I haven't posted any pictures in a while. Well, I haven't done much with the blog in a while, but, more to the point, I have some pictures I took over the last couple months that I guess I intended to blog, but never did. And I also have two I took this morning.
My okra has succumbed to frost, and I don't think the tomato is long for the world (it's still ripening tomatoes, at about 1/3 normal speed, but we've had three frosts so far and it has managed to survive. I don't expect it make it to Thanksgiving but I'm also not going to complain if it does).But with the end of one season comes the start of another, and I have Brussels sprouts and arugula and fun things like that. And, this amusing little seedling. This is a red buckeye (Aesculus pavia), not a tree I even had on my list of trees to try to grow, mainly because my list is a couple years old and I don't know of any red buckeyes around here. But I collected this seed from a buckeye tree up at Biltmore, in Asheville, about six weeks ago. I brought it home. It sat on the kitchen counter for about three weeks. According to my notes the seeds need to be kept moist and planted immediately; if they dry out at all, they die. Very finicky seeds apparently.
Or not. I soaked it overnight and stuck it in a pot and figured there was no way it would grow. But here we are! I have no idea what this is going to turn into--I can't even tell if those are leaves or what. But it's sort of exciting. (The plant next to it is New Jersey Tea (Ceanothus americanus), which has been growing for about two months. I have several of them sprouted now and I'm looking forward to actually trying the tea from them next winter.)
Back in the summer I made several ratatouilles. They were all delicious. I should post a recipe sometime. But it's a lot easier to just post this picture of the stew in the pot. So colorful. Of course summer is over; now it's gumbo season, so I'll have to blog the next time I make one of those.

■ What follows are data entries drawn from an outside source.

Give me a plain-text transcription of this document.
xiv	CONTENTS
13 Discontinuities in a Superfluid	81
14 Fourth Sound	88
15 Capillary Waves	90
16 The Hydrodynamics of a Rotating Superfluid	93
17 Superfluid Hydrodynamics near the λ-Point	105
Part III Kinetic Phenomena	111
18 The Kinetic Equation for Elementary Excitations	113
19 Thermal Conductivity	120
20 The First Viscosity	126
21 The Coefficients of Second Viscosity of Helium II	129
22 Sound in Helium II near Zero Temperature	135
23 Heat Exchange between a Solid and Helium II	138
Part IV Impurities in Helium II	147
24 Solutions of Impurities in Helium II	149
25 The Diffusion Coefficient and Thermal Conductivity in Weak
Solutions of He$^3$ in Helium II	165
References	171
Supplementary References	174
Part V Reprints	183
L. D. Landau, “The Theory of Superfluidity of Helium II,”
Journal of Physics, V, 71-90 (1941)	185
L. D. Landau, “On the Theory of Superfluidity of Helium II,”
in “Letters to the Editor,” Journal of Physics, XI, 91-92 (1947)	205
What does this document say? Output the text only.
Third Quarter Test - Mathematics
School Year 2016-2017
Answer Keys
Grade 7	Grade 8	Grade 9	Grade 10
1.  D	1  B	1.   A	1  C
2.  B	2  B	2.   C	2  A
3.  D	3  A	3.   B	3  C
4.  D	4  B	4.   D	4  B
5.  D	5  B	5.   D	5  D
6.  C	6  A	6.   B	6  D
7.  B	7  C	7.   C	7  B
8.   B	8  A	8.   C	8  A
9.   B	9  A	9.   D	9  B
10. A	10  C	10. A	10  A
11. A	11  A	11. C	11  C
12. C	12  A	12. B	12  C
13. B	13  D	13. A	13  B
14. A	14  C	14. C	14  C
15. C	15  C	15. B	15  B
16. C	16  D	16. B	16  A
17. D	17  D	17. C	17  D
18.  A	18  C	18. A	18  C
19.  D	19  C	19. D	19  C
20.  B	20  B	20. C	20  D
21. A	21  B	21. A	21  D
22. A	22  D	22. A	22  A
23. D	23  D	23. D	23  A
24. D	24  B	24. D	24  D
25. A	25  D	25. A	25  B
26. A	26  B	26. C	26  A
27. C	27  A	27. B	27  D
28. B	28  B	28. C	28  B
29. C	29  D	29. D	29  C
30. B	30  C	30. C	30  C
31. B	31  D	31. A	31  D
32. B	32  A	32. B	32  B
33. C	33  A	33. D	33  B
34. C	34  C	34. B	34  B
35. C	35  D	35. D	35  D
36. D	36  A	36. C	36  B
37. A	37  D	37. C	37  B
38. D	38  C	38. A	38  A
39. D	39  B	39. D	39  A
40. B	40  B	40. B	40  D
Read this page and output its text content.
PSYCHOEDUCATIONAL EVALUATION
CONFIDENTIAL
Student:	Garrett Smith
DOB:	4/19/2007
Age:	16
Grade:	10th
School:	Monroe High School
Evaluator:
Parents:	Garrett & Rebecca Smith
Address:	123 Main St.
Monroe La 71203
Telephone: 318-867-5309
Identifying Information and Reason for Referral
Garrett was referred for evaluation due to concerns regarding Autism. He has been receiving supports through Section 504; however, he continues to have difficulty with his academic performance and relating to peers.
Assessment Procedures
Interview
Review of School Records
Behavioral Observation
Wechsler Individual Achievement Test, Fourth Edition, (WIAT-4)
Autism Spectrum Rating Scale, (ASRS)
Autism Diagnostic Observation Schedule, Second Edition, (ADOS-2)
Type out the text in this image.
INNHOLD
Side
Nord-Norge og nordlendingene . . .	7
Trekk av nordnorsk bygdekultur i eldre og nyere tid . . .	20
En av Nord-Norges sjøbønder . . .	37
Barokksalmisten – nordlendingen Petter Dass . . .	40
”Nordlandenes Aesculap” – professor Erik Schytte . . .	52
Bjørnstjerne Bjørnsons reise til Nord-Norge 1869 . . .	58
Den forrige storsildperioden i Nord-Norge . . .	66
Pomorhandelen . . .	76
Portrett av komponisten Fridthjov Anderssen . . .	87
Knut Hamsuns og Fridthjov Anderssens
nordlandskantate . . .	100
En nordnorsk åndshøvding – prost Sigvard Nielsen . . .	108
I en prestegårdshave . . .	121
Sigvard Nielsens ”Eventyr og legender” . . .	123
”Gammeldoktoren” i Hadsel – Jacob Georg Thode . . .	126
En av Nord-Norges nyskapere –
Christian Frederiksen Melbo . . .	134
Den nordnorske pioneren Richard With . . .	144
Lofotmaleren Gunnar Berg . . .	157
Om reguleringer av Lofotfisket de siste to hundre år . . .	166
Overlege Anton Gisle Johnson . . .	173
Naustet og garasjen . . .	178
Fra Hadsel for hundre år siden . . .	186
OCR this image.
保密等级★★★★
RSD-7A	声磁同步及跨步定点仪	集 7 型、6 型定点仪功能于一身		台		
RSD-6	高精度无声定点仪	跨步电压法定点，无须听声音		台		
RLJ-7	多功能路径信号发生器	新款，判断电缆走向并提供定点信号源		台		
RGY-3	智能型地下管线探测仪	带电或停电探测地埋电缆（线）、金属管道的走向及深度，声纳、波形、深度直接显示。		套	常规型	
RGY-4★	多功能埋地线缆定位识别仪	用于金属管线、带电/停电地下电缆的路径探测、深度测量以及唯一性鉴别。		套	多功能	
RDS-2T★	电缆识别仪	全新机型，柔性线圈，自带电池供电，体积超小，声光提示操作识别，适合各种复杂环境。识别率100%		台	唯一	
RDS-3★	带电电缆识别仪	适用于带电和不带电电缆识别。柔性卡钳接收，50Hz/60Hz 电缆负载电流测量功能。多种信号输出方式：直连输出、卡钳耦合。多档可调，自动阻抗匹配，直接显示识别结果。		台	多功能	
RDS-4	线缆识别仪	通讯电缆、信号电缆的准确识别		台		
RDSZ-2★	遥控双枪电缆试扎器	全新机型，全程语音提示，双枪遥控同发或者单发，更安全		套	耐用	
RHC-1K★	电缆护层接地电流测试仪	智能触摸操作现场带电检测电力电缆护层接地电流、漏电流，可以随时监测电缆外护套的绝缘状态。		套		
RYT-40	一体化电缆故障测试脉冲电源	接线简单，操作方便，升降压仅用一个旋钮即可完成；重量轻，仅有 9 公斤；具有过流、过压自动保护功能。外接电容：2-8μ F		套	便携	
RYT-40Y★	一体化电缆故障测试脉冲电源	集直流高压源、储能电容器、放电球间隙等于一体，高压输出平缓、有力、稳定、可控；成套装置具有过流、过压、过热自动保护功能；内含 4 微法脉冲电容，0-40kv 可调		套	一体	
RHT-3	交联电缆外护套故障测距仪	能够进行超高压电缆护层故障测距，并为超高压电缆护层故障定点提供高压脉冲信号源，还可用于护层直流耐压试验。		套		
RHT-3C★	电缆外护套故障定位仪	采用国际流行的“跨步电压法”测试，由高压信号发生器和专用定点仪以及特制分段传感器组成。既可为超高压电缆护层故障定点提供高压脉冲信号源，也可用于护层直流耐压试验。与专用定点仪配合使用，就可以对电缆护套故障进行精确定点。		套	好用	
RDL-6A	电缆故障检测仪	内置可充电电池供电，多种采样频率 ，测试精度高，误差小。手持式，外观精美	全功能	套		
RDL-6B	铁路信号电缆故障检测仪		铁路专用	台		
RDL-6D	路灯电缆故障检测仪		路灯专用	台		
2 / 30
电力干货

I grew a lot of vegetables this summer and enjoyed them (the tomatoes and tabasco peppers were particularly great), but nothing was as exciting as this.I have three grape vines in pots here; some year soon they'll go into the ground but grape vines can live for 100 years or more so they'll be fine in pots for a few. How exciting to harvest my own grapes off my own vines... while living in an apartment. They were really good, too--although they were sold to me as "seedless," and they are anything but. But these are Concord grapes, the native Vitis labrusca, the ones Alton Brown talks about in the tv commercials for Welch's. Maybe some year the vines will be big enough to get enough grapes to try a few bottles of homemade wine. Not any time soon, though.
I've mentioned Schrodinger before. He needs a picture. Like all black cats he is very difficult to photograph. Most of my pictures of him are a black smudge with glowing green eyes. I have not yet managed to get a picture that matches up with the best picture ever taken of his mother, Batgirl, but eventually.